I configured my XGS1210-12 with 3 VLAN, vlan 1, 17 and 835 (see attached image).

VLAN 17 is untagged on port 1-9 and tagged on port 11 and 12.

VLAN 835 is tagged on port 10, 11 and 12.

VLAN 1 in untagged on port 10, 11 and 12.

All is running as expected, but when i checked with packet capture i noticed that the VLAN 17 multicast and broadcast traffic is forwarded on all access port of other VLANs, so the untagged traffic on port 10 is the VLAN 1 traffic plus the multicast and broadcast traffic of VLAN 17. And on ports 11 and 12 the broadcast and multicast traffic of VLAN17 is present twice, tagged (correct) and untagged (forwarded on VLAN 1).
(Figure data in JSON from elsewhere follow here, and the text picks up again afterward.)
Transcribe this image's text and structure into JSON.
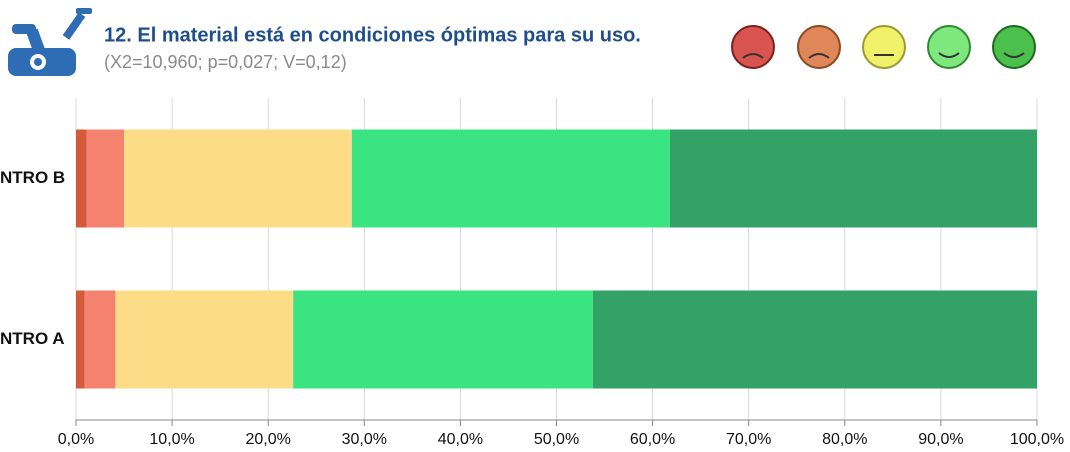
{
  "chart_data": {
    "type": "stacked-barh",
    "title": "12. El material está en condiciones óptimas para su uso.",
    "subtitle": "(X2=10,960; p=0,027; V=0,12)",
    "categories": [
      "NTRO B",
      "NTRO A"
    ],
    "series": [
      {
        "color": "#d35a3a",
        "values": [
          1.1,
          0.9
        ]
      },
      {
        "color": "#f4826e",
        "values": [
          3.9,
          3.2
        ]
      },
      {
        "color": "#fcdc87",
        "values": [
          23.7,
          18.5
        ]
      },
      {
        "color": "#3ae481",
        "values": [
          33.1,
          31.2
        ]
      },
      {
        "color": "#33a266",
        "values": [
          38.2,
          46.2
        ]
      }
    ],
    "xlim": [
      0,
      100
    ],
    "xticks": [
      {
        "value": 0,
        "label": "0,0%"
      },
      {
        "value": 10,
        "label": "10,0%"
      },
      {
        "value": 20,
        "label": "20,0%"
      },
      {
        "value": 30,
        "label": "30,0%"
      },
      {
        "value": 40,
        "label": "40,0%"
      },
      {
        "value": 50,
        "label": "50,0%"
      },
      {
        "value": 60,
        "label": "60,0%"
      },
      {
        "value": 70,
        "label": "70,0%"
      },
      {
        "value": 80,
        "label": "80,0%"
      },
      {
        "value": 90,
        "label": "90,0%"
      },
      {
        "value": 100,
        "label": "100,0%"
      }
    ],
    "grid": true
  }
}
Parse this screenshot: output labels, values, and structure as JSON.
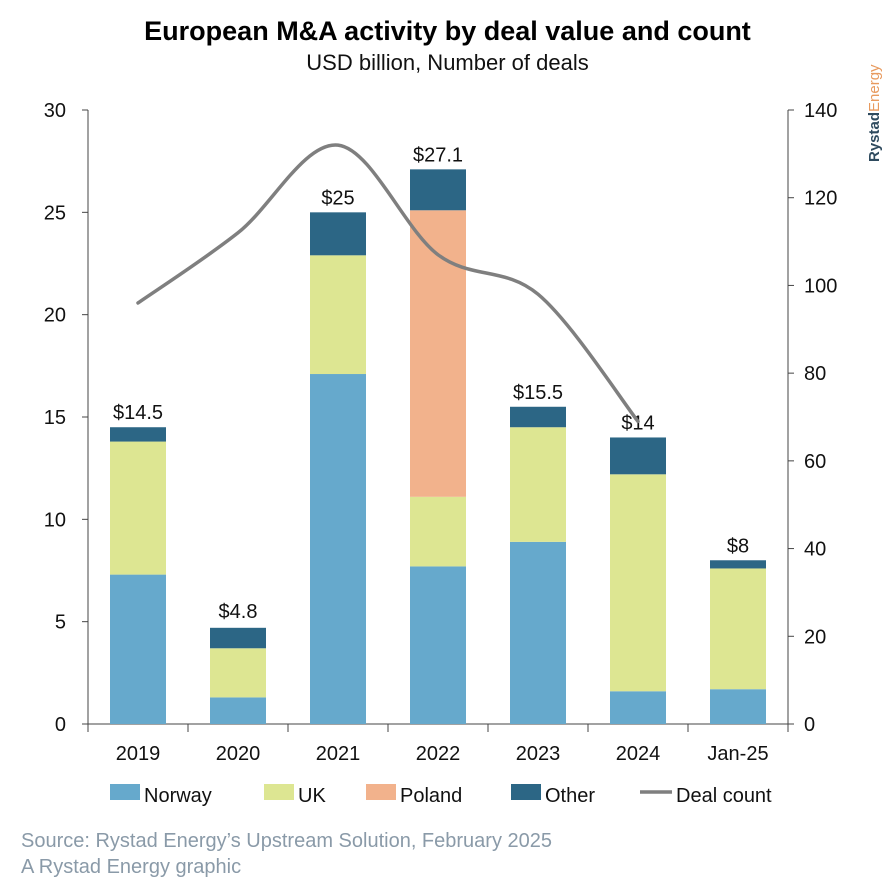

I think it's a bug, how can I request Zyxel support the bug correction?

I'm using a date firmware version (V1.00(ABTY.6)_20220928), thats solves another VLAN bug explained here: https://community.zyxel.com/en/discussion/14435/vlan-tagged-frame-handling-on-the-xgs1210-12/p1

This bug leads to security and performance issues (duplicate traffic).

Zyxel_Nami

Hi @eolo  

Basing on your provided firmware version and VLAN configuration screenshots, we did a test on our XGS1210-12 between port 5 (VLAN 17) and port 10 (VLAN 1, 835) by sending broadcast packets between PC A and PC B. As we observed packet by Wireshark, there are not any packets forwarding from these two stations.  

In order to investigate and solve your problems, we would like to send you a private message to ask about your topology, running-config and Wireshark screenshots or packet file directly.  

Best Regards, 

Nami  

eolo

Sorry, it was my mistake, to capture the traffic I used port mirroring without removing the monitor port from the vlan. I removed the monitor port from the vlan and now it works as expected. Thanks for the quick support.